Once-They’ve-Come-Inside Business Blog Content Writing
OK, so I’d chosen to buy Time Magazine because the title “Who really decides which flights get canceled?” had intrigued me and made me curious. But now, was I going to stay interested enough to read through the entire issue?
That’s precisely the sequence of events for businesses and practices that engage in blog marketing. Blog readers are “deposited” at your “doorstep” due to the fact that the keyword phrases you’ve used proved a good match for the words those readers had typed into their browser’s search bar. If they are intrigued with your blog post title, readers click on the link, where they gain access to the blog content itself.
In a way, online readers who arrive at your business blog have already “drunk the the Kool-Aid”. They already have an interest in your topic and are ready to receive the information, the services, and the products you have to offer. Your task is to keep them engaged with valuable, personal, and relevant information. You don’t have a very long “window” to accomplish that task, really just a couple of seconds.

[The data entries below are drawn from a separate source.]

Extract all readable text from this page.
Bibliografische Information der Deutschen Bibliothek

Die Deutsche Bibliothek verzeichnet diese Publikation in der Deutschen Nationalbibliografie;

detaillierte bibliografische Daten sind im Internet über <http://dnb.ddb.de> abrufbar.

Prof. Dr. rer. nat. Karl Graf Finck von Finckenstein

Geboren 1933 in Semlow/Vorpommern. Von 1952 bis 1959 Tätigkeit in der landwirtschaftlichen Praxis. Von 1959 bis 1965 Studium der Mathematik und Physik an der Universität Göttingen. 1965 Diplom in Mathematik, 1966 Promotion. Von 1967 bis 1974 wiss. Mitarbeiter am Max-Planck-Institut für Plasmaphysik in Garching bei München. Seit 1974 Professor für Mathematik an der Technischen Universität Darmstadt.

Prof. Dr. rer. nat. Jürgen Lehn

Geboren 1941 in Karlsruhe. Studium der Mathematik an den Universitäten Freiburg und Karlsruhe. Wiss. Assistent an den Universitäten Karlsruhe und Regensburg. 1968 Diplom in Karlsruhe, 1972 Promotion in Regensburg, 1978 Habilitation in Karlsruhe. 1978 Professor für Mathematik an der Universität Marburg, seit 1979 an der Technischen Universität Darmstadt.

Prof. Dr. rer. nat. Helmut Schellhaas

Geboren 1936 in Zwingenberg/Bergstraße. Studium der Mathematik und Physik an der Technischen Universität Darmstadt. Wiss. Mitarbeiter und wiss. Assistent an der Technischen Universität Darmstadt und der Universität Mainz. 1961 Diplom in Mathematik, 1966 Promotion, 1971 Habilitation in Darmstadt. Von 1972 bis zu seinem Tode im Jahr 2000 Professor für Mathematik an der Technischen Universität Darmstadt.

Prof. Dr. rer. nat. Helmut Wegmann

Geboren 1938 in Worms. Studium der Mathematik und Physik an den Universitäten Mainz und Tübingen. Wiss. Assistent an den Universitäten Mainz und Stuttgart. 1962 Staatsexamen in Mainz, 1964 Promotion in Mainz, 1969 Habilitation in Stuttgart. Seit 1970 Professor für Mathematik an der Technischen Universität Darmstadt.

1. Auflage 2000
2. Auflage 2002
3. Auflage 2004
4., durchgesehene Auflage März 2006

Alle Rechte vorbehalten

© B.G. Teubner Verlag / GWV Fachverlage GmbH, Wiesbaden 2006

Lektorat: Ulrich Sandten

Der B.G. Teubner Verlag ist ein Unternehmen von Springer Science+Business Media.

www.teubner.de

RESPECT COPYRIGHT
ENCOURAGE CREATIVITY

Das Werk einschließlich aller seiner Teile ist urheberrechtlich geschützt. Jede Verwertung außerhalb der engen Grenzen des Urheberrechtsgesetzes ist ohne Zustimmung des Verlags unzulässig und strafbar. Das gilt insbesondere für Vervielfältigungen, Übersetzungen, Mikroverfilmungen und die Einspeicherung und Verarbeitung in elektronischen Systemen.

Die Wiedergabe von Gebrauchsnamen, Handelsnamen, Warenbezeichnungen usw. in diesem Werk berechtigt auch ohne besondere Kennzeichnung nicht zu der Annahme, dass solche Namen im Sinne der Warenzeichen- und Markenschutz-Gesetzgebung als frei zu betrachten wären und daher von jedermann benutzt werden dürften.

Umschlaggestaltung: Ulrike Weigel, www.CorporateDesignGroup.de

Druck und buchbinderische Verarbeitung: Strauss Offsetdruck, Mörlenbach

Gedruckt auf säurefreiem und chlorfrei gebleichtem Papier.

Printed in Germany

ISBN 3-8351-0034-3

The Neilsen Norman Group make it their business to measure that “window”. “Users often leave Web pages in 10-20 seconds, but pages with a clear value proposition can hold people's attention for much longer,” says Jakob Nielsen. Neilsen Norman uses a reliability engineering concept called a Weibull distribution which measures the probability that a component will fail. Applying that same concept to web readers, Nielsen found that “It’s rare for people to linger on Web pages, but when users do decide that a page is valuable, they may stay for a bit.”

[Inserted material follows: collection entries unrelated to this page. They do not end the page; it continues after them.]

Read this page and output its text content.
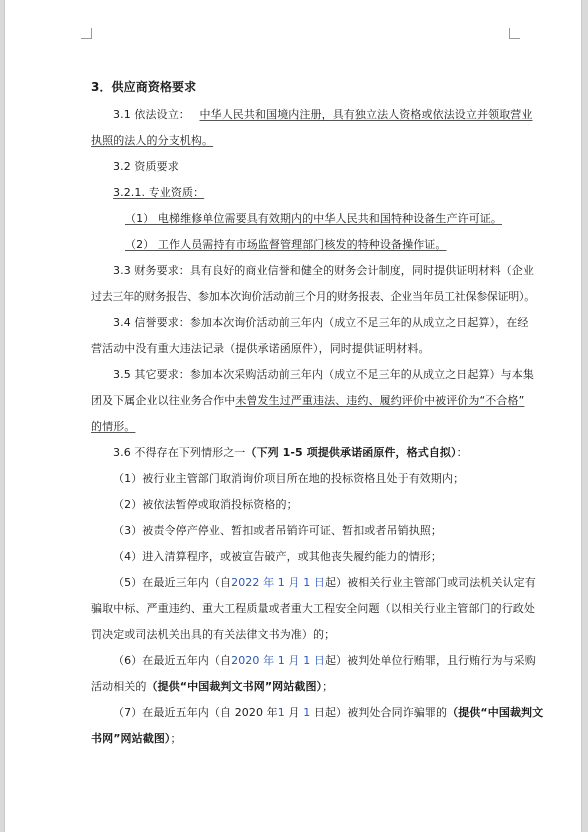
3．供应商资格要求
3.1 依法设立： 中华人民共和国境内注册，具有独立法人资格或依法设立并领取营业
执照的法人的分支机构。
3.2 资质要求
3.2.1. 专业资质：
（1） 电梯维修单位需要具有效期内的中华人民共和国特种设备生产许可证。
（2） 工作人员需持有市场监督管理部门核发的特种设备操作证。
3.3 财务要求：具有良好的商业信誉和健全的财务会计制度，同时提供证明材料（企业
过去三年的财务报告、参加本次询价活动前三个月的财务报表、企业当年员工社保参保证明）。
3.4 信誉要求：参加本次询价活动前三年内（成立不足三年的从成立之日起算），在经
营活动中没有重大违法记录（提供承诺函原件），同时提供证明材料。
3.5 其它要求：参加本次采购活动前三年内（成立不足三年的从成立之日起算）与本集
团及下属企业以往业务合作中未曾发生过严重违法、违约、履约评价中被评价为“不合格”
的情形。
3.6 不得存在下列情形之一（下列 1-5 项提供承诺函原件，格式自拟）：
（1）被行业主管部门取消询价项目所在地的投标资格且处于有效期内；
（2）被依法暂停或取消投标资格的；
（3）被责令停产停业、暂扣或者吊销许可证、暂扣或者吊销执照；
（4）进入清算程序，或被宣告破产，或其他丧失履约能力的情形；
（5）在最近三年内（自2022 年 1 月 1 日起）被相关行业主管部门或司法机关认定有
骗取中标、严重违约、重大工程质量或者重大工程安全问题（以相关行业主管部门的行政处
罚决定或司法机关出具的有关法律文书为准）的；
（6）在最近五年内（自2020 年 1 月 1 日起）被判处单位行贿罪，且行贿行为与采购
活动相关的（提供“中国裁判文书网”网站截图）；
（7）在最近五年内（自 2020 年1 月 1 日起）被判处合同诈骗罪的（提供“中国裁判文
书网”网站截图）；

“If you can convince users to stay on your page for half a minute, there’s a fair chance that they’ll stay much longer – often 2 minutes or more, which is an eternity on the Web.,” Neilson concludes.
As a corporate blogging trainer, what that “negative Weibull distribution” says to me is that we content writers should “give out the goodies” early in the post. (Interestingly, that very thought seems to trigger a certain degree of fear in many business owners – if they share too much information about their field, prospects won't need to pay them to provide expertise!).
Well, they won’t be paying if they aren’t staying, now will they?